Introduction to Statistics with R

7.2 Checking Model Assumptions

The term “model diagnostics” refers to a range of plots and statistical tests that are used to evaluate both the assumptions and fit of a linear model. In R, there is an easy way to generate the most commonly used residual diagnostic plots:

par(mfrow=c(2,2))
plot(lin.model, pch = 16, col = rgb(0, 0, 0, 0.5))

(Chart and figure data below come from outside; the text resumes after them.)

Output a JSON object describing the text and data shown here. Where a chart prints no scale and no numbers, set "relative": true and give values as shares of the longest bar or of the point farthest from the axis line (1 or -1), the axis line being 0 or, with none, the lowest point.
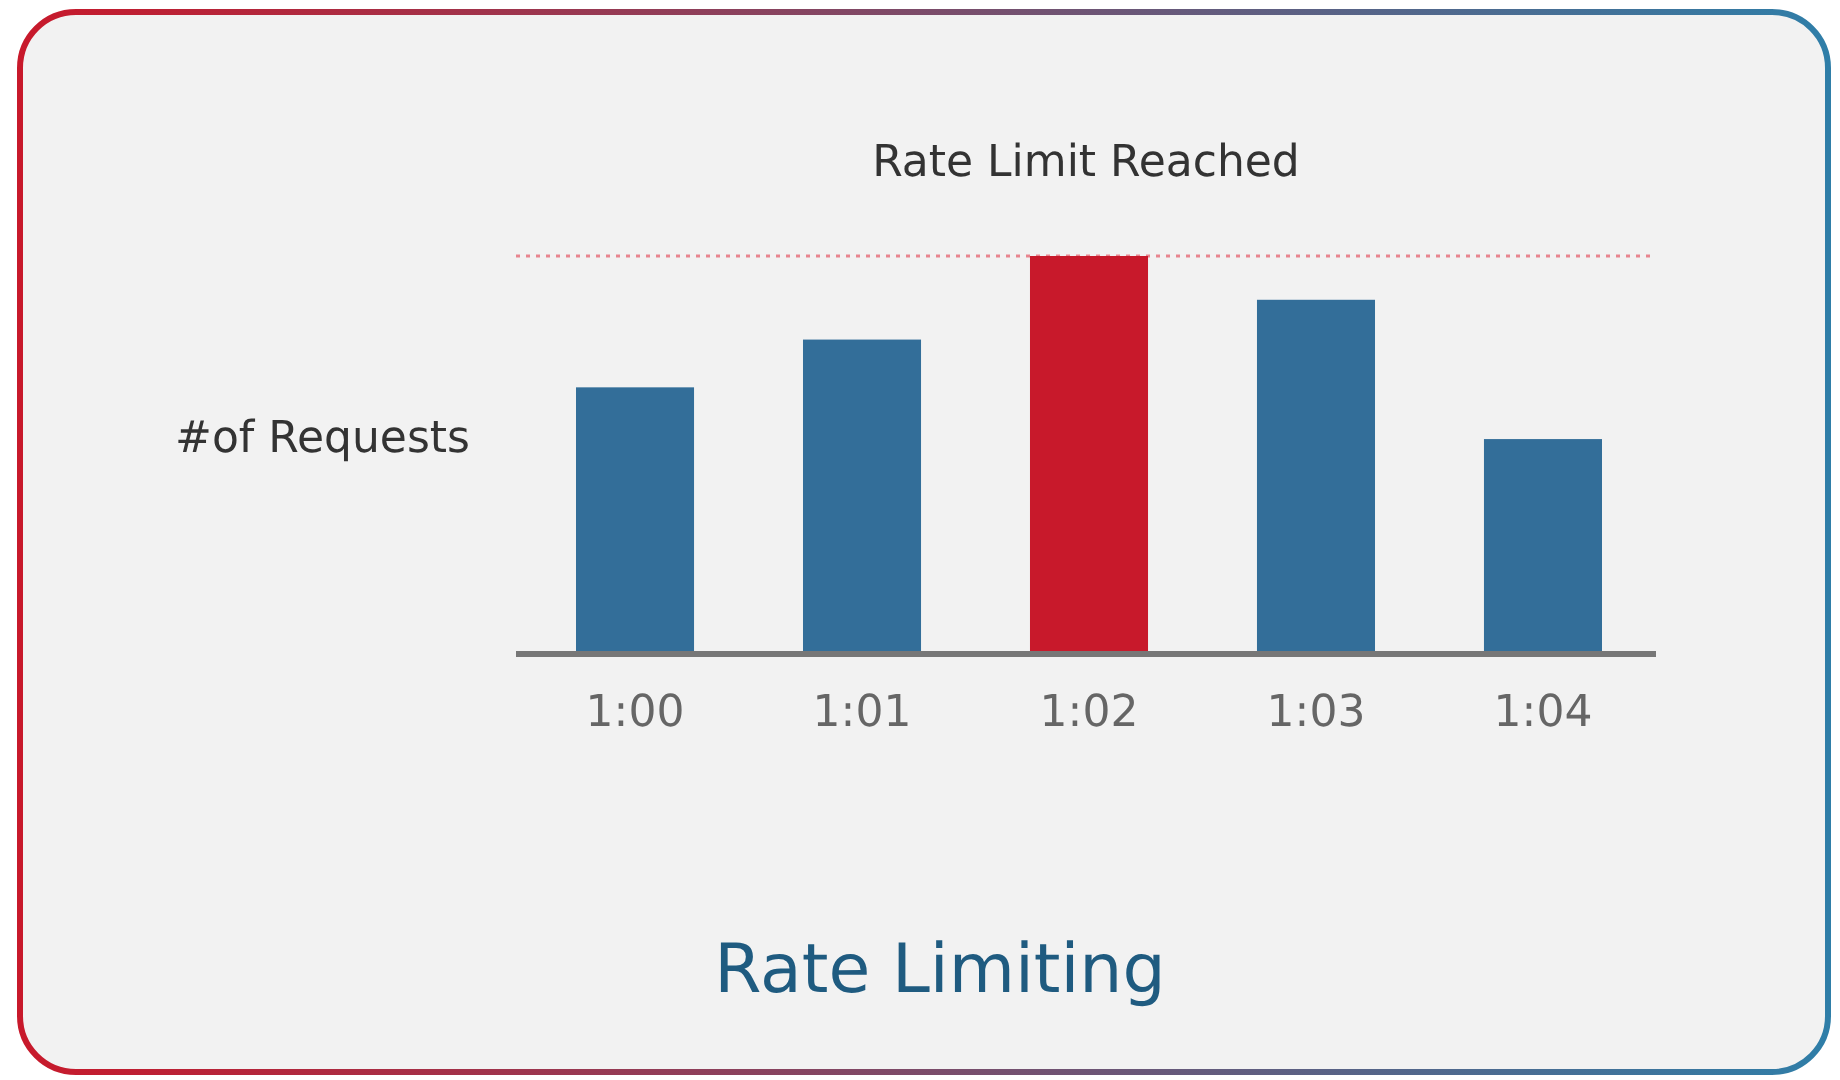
{
  "chart_data": {
    "type": "bar",
    "title": "Rate Limiting",
    "ylabel": "#of Requests",
    "relative": true,
    "categories": [
      "1:00",
      "1:01",
      "1:02",
      "1:03",
      "1:04"
    ],
    "values": [
      0.67,
      0.79,
      1,
      0.89,
      0.54
    ],
    "colors": [
      "#336e99",
      "#336e99",
      "#c8192b",
      "#336e99",
      "#336e99"
    ],
    "ref_lines": [
      {
        "axis": "y",
        "value": 1,
        "label": "Rate Limit Reached",
        "color": "#e8858f",
        "line_style": "dotted"
      }
    ]
  }
}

The four plots here provide a lot of information. We will focus on the the first two. To make sure we understand these, we are going to build them up directly using the elements of the lin.model object.

The assumptions for linearity and homoscedasticity (variance does not depend on Y) can be checked by plotting the residuals vs fitted. A “good” residual plot should have no noticeable patterns.

plot(lin.model$residuals ~ lin.model$fitted.values,
     main = "Residual plot", xlab = "Fitted Value", ylab = "Residual",
     pch = 16, col = rgb(0, 0, 0, 0.5))
abline(h = 0, col = "red")

One of the other main assumptions we can check is whether the residuals are Normally distributed. The statistical tests we are using assume that: \(\epsilon_i \sim Normal(0, \sigma^2)\).

You can quickly check the normality assumption with a QQ-plot of the residuals. Remember that the QQ-plot compares the quantiles of the observed data (our residuals) to the quantiles of the standard normal.

qqnorm(lin.model$residuals,
       xlab = "Standard normal", ylab = "Residuals",
       pch = 16, col = rgb(0, 0, 0, 0.5))
qqline(lin.model$residuals, col = "red")

The pattern in the QQ-plot looks pretty good. This suggests the residuals are approximately normally distributed, and this assumption needed for our statistical tests is met.